To provide a brief history, Congress first defined the term “dietary supplement” in its 1994 Dietary Supplement Health and Education Act (DSHEA) as a product taken by mouth that contains a dietary ingredient intended to supplement the diet. This characterization placed dietary supplements under the regulatory umbrella of foods and not drugs. As a practical matter, dietary supplements face laxer regulatory standards compared to their prescription counterparts. For example, unlike with prescription drugs, no prerequisites based on efficacy or safety exist for dietary supplements prior to their entry in the marketplace.
Largely because of the lax regulatory scheme and limited enforcement powers of the FDA, adulterated, misbranded and mislabeled dietary supplements have made their way to market. The FDA has attempted to control the problems plaguing the dietary supplement industry for decades. For example, in December 2010, the FDA sent a letter to manufacturers expressing “concern about undeclared or deceptively labeled ingredients in products marketed as dietary supplements.” See press release. However, five years ago, the FDA placed the onus on manufacturers and distributors to police themselves and “ensure that their products compl[ied] with the law.” Id. In other words, self-police and self-report.

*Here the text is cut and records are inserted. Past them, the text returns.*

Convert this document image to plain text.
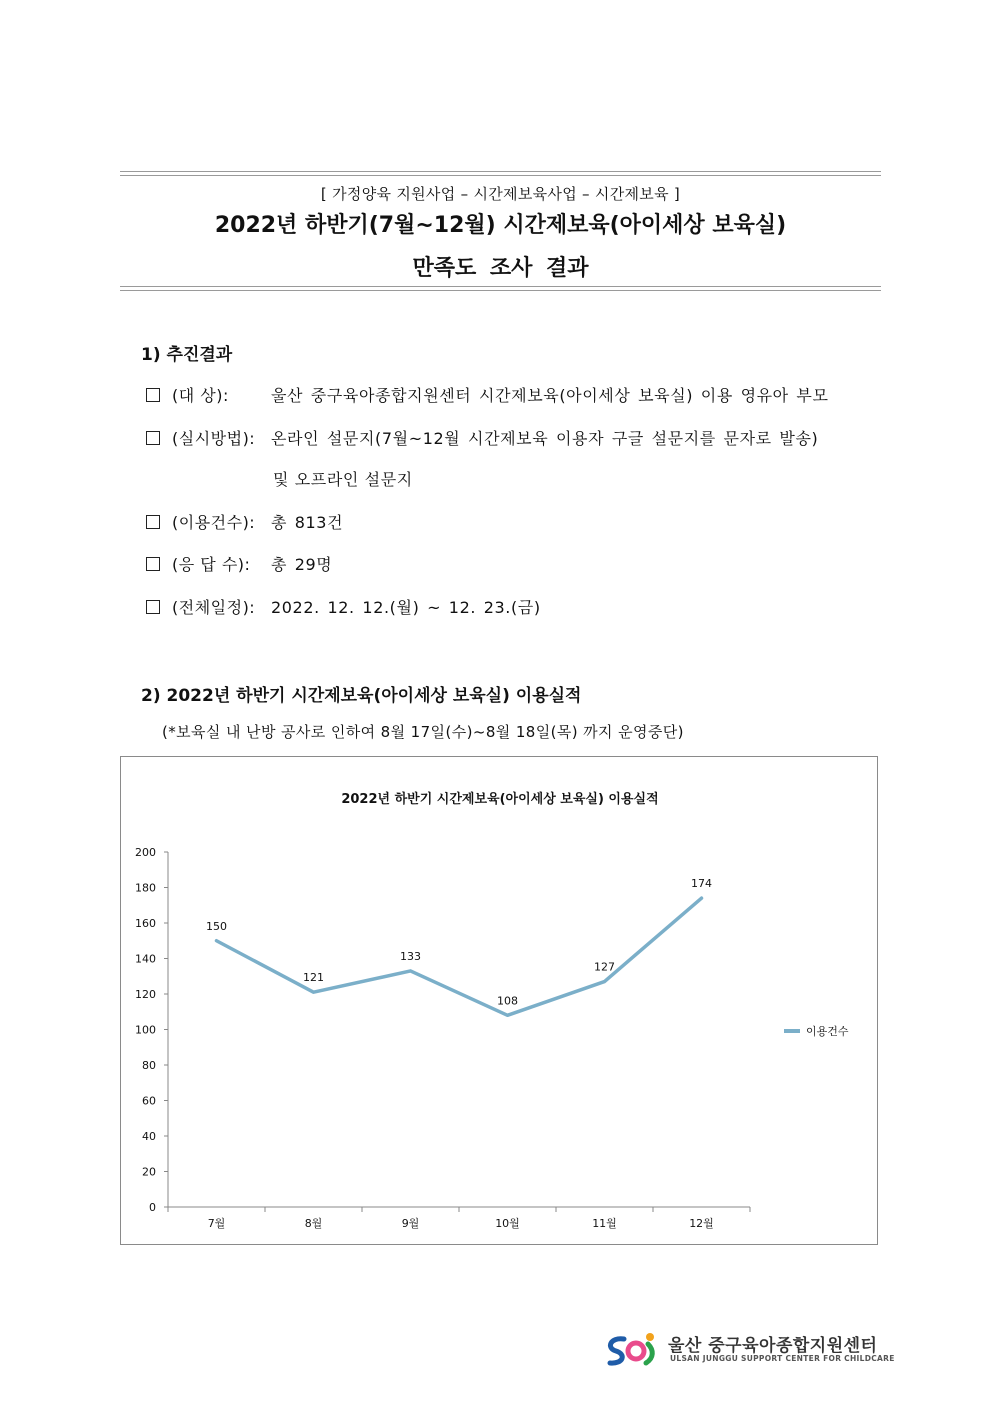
[ 가정양육 지원사업 – 시간제보육사업 – 시간제보육 ]
2022년 하반기(7월~12월) 시간제보육(아이세상 보육실)
만족도 조사 결과
1) 추진결과
(대 상):	울산 중구육아종합지원센터 시간제보육(아이세상 보육실) 이용 영유아 부모
(실시방법): 온라인 설문지(7월~12월 시간제보육 이용자 구글 설문지를 문자로 발송)
및 오프라인 설문지
(이용건수): 총 813건
(응 답 수): 총 29명
(전체일정): 2022. 12. 12.(월) ~ 12. 23.(금)
2) 2022년 하반기 시간제보육(아이세상 보육실) 이용실적
(*보육실 내 난방 공사로 인하여 8월 17일(수)~8월 18일(목) 까지 운영중단)
2022년 하반기 시간제보육(아이세상 보육실) 이용실적
200
180
160
140
120
100
80
60
40
20
0
7월	8월	9월	10월	11월	12월
150
121
133
108
127
174
이용건수
울산 중구육아종합지원센터
ULSAN JUNGGU SUPPORT CENTER FOR CHILDCARE
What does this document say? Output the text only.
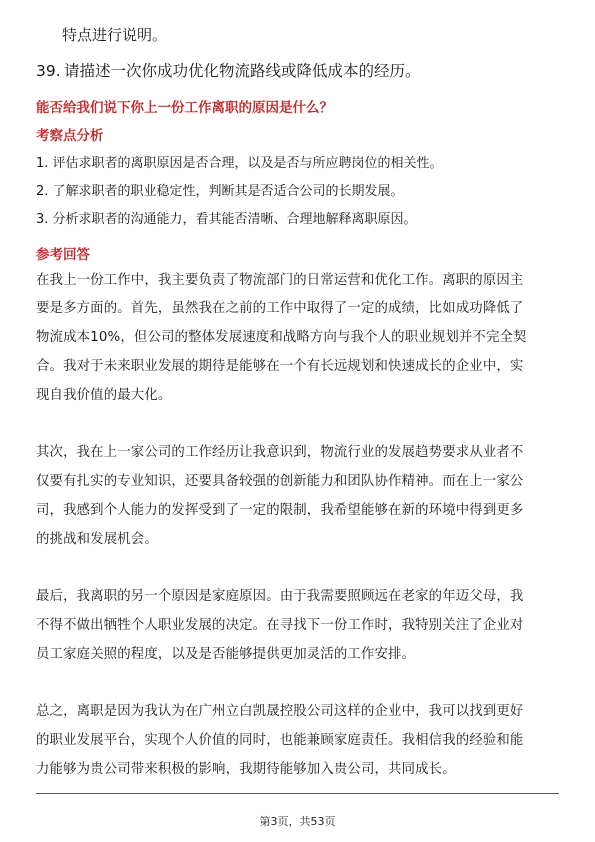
特点进行说明。
39. 请描述一次你成功优化物流路线或降低成本的经历。
能否给我们说下你上一份工作离职的原因是什么？
考察点分析
1. 评估求职者的离职原因是否合理，以及是否与所应聘岗位的相关性。
2. 了解求职者的职业稳定性，判断其是否适合公司的长期发展。
3. 分析求职者的沟通能力，看其能否清晰、合理地解释离职原因。
参考回答
在我上一份工作中，我主要负责了物流部门的日常运营和优化工作。离职的原因主
要是多方面的。首先，虽然我在之前的工作中取得了一定的成绩，比如成功降低了
物流成本10%，但公司的整体发展速度和战略方向与我个人的职业规划并不完全契
合。我对于未来职业发展的期待是能够在一个有长远规划和快速成长的企业中，实
现自我价值的最大化。
其次，我在上一家公司的工作经历让我意识到，物流行业的发展趋势要求从业者不
仅要有扎实的专业知识，还要具备较强的创新能力和团队协作精神。而在上一家公
司，我感到个人能力的发挥受到了一定的限制，我希望能够在新的环境中得到更多
的挑战和发展机会。
最后，我离职的另一个原因是家庭原因。由于我需要照顾远在老家的年迈父母，我
不得不做出牺牲个人职业发展的决定。在寻找下一份工作时，我特别关注了企业对
员工家庭关照的程度，以及是否能够提供更加灵活的工作安排。
总之，离职是因为我认为在广州立白凯晟控股公司这样的企业中，我可以找到更好
的职业发展平台，实现个人价值的同时，也能兼顾家庭责任。我相信我的经验和能
力能够为贵公司带来积极的影响，我期待能够加入贵公司，共同成长。
第3页，共53页
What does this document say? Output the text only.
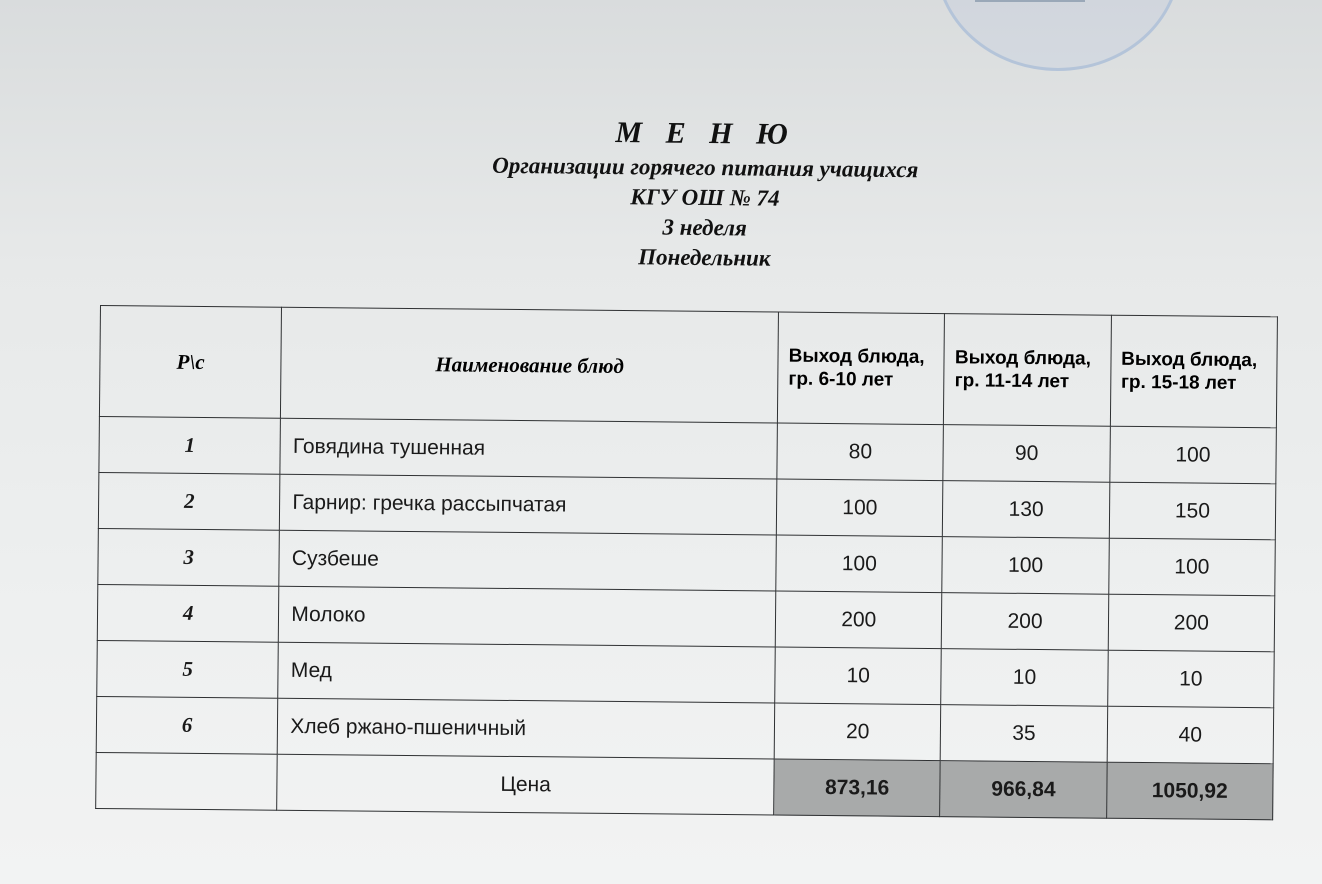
М Е Н Ю
Организации горячего питания учащихся
КГУ ОШ № 74
3 неделя
Понедельник
Р\с	Наименование блюд	Выход блюда, гр. 6-10 лет	Выход блюда, гр. 11-14 лет	Выход блюда, гр. 15-18 лет
1	Говядина тушенная	80	90	100
2	Гарнир: гречка рассыпчатая	100	130	150
3	Сузбеше	100	100	100
4	Молоко	200	200	200
5	Мед	10	10	10
6	Хлеб ржано-пшеничный	20	35	40
	Цена	873,16	966,84	1050,92
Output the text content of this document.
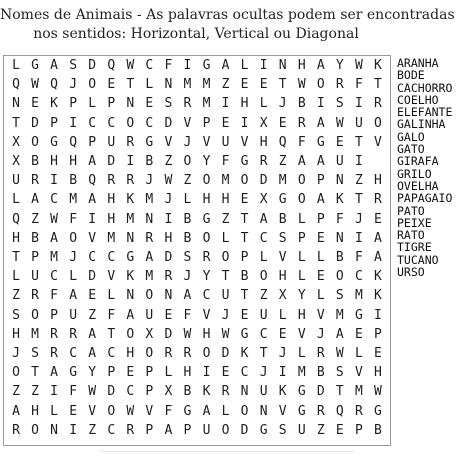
Nomes de Animais - As palavras ocultas podem ser encontradas
nos sentidos: Horizontal, Vertical ou Diagonal
L G A S D Q W C F I G A L I N H A Y W K
Q W Q J O E T L N M M Z E E T W O R F T
N E K P L P N E S R M I H L J B I S I R
T D P I C C O C D V P E I X E R A W U O
X O G Q P U R G V J V U V H Q F G E T V
X B H H A D I B Z O Y F G R Z A A U I
U R I B Q R R J W Z O M O D M O P N Z H
L A C M A H K M J L H H E X G O A K T R
Q Z W F I H M N I B G Z T A B L P F J E
H B A O V M N R H B O L T C S P E N I A
T P M J C C G A D S R O P L V L L B F A
L U C L D V K M R J Y T B O H L E O C K
Z R F A E L N O N A C U T Z X Y L S M K
S O P U Z F A U E F V J E U L H V M G I
H M R R A T O X D W H W G C E V J A E P
J S R C A C H O R R O D K T J L R W L E
O T A G Y P E P L H I E C J I M B S V H
Z Z I F W D C P X B K R N U K G D T M W
A H L E V O W V F G A L O N V G R Q R G
R O N I Z C R P A P U O D G S U Z E P B
ARANHA
BODE
CACHORRO
COELHO
ELEFANTE
GALINHA
GALO
GATO
GIRAFA
GRILO
OVELHA
PAPAGAIO
PATO
PEIXE
RATO
TIGRE
TUCANO
URSO
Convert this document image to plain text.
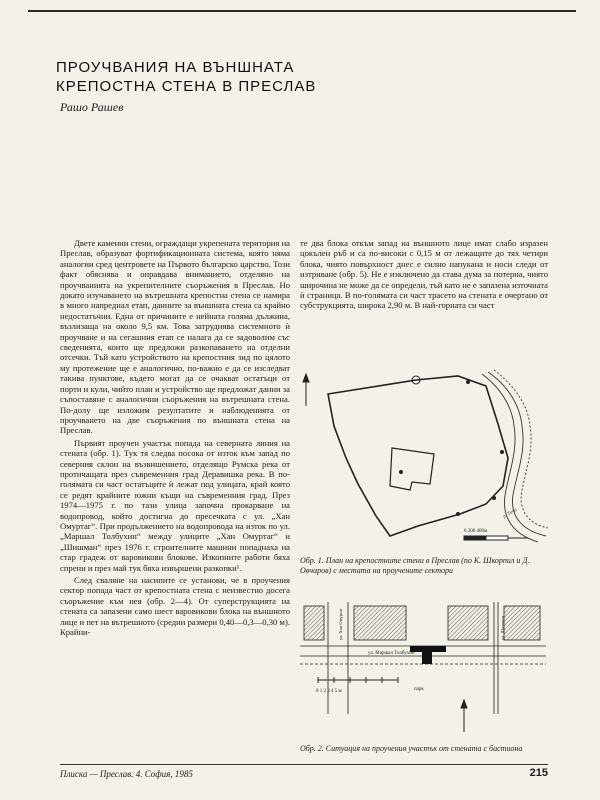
ПРОУЧВАНИЯ НА ВЪНШНАТА
КРЕПОСТНА СТЕНА В ПРЕСЛАВ
Рашо Рашев

Двете каменни стени, ограждащи укрепената територия на Преслав, образуват фортификационната система, която няма аналогии сред центровете на Първото българско царство. Този факт обяснява и оправдава вниманието, отделяно на проучванията на укрепителните съоръжения в Преслав. Но докато изучаването на вътрешната крепостна стена се намира в много напреднал етап, данните за външната стена са крайно недостатъчни. Една от причините е нейната голяма дължина, възлизаща на около 9,5 км. Това затруднява системното ѝ проучване и на сегашния етап се налага да се задоволим със сведенията, които ще предложи разкопаването на отделни отсечки. Тъй като устройството на крепостния зид по цялото му протежение ще е аналогично, по-важно е да се изследват такива пунктове, където могат да се очакват остатъци от порти и кули, чийто план и устройство ще предложат данни за съпоставяне с аналогични съоръжения на вътрешната стена. По-долу ще изложим резултатите и наблюденията от проучването на две съоръжения по външната стена на Преслав.

Първият проучен участък попада на северната линия на стената (обр. 1). Тук тя следва посока от изток към запад по северния склон на възвишението, отделящо Румска река от протичащата през съвременния град Деравишка река. В по-голямата си част остатъците ѝ лежат под улицата, край която се редят крайните южни къщи на съвременния град. През 1974—1975 г. по тази улица започна прокарване на водопровод, който достигна до пресечката с ул. „Хан Омуртаг“. При продължението на водопровода на изток по ул. „Маршал Толбухин“ между улиците „Хан Омуртаг“ и „Шишман“ през 1976 г. строителните машини попаднаха на стар градеж от варовикови блокове. Изкопните работи бяха спрени и през май тук бяха извършени разкопки¹.

След сваляне на насипите се установи, че в проучения сектор попада част от крепостната стена с неизвестно досега съоръжение към нея (обр. 2—4). От суперструкцията на стената са запазени само шест варовикови блока на външното лице и пет на вътрешното (средни размери 0,40—0,3—0,30 м). Крайни-

те два блока откъм запад на външното лице имат слабо изразен цокълен ръб и са по-високи с 0,15 м от лежащите до тях четири блока, чиято повърхност днес е силно напукана и носи следи от изтриване (обр. 5). Не е изключено да става дума за потерна, чиято широчина не може да се определи, тъй като не е запазена източната ѝ страница. В по-голямата си част трасето на стената е очертано от субструкцията, широка 2,90 м. В най-горната си част

р. Тича
0 200 400м
Обр. 1. План на крепостните стени в Преслав (по К. Шкорпил и Д. Овчаров) с местата на проучените сектори
ул. Маршал Толбухин
ул. Хан Омуртаг	ул. Шишман
парк
0 1 2 3 4 5 м
Обр. 2. Ситуация на проучения участък от стената с бастиона
Плиска — Преслав. 4. София, 1985	215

Last week, the FDA supplemented (pun intended) its own limited enforcement powers by joining forces with the U.S. Department of Justice, the Internal Revenue Service’s Criminal Investigation Division, the Federal Trade Commission, the U.S. Postal Inspection Service, the Department of Defense and the U.S. Anti-Doping Agency to take action against alleged violators. See FDA press release. The synchronized operation resulted in arrests, seizure of investment accounts, real estate and even luxury cars. In addition, the FDA has issued warnings for more than 100 products found to contain hidden active ingredients, which could lead to additional recalls of dietary supplements.
According to the Washington Post, sales of dietary supplements in 2013 reached $13 billion. See article. According to one study examining reasons for use, it was reported that more than half of American adults use some form of dietary supplements. See study. The most common supplements fall into three categories: (1) body-building agents; (2) weight-loss aids; and (3) sexual enhancers.
From a products liability perspective, increased popularity and use often translates to inflated numbers of consumers that are eligible to join class actions or bring individual civil lawsuits in the wake of a major recall or government investigation. Thus, as consumers become more aware of the health risks associated with some dietary supplements, they may opt to renew gym memberships instead of refilling dietary pill bottles—and file a lawsuit or two. At the Monitor, we will keep a close eye on this developing area of the law.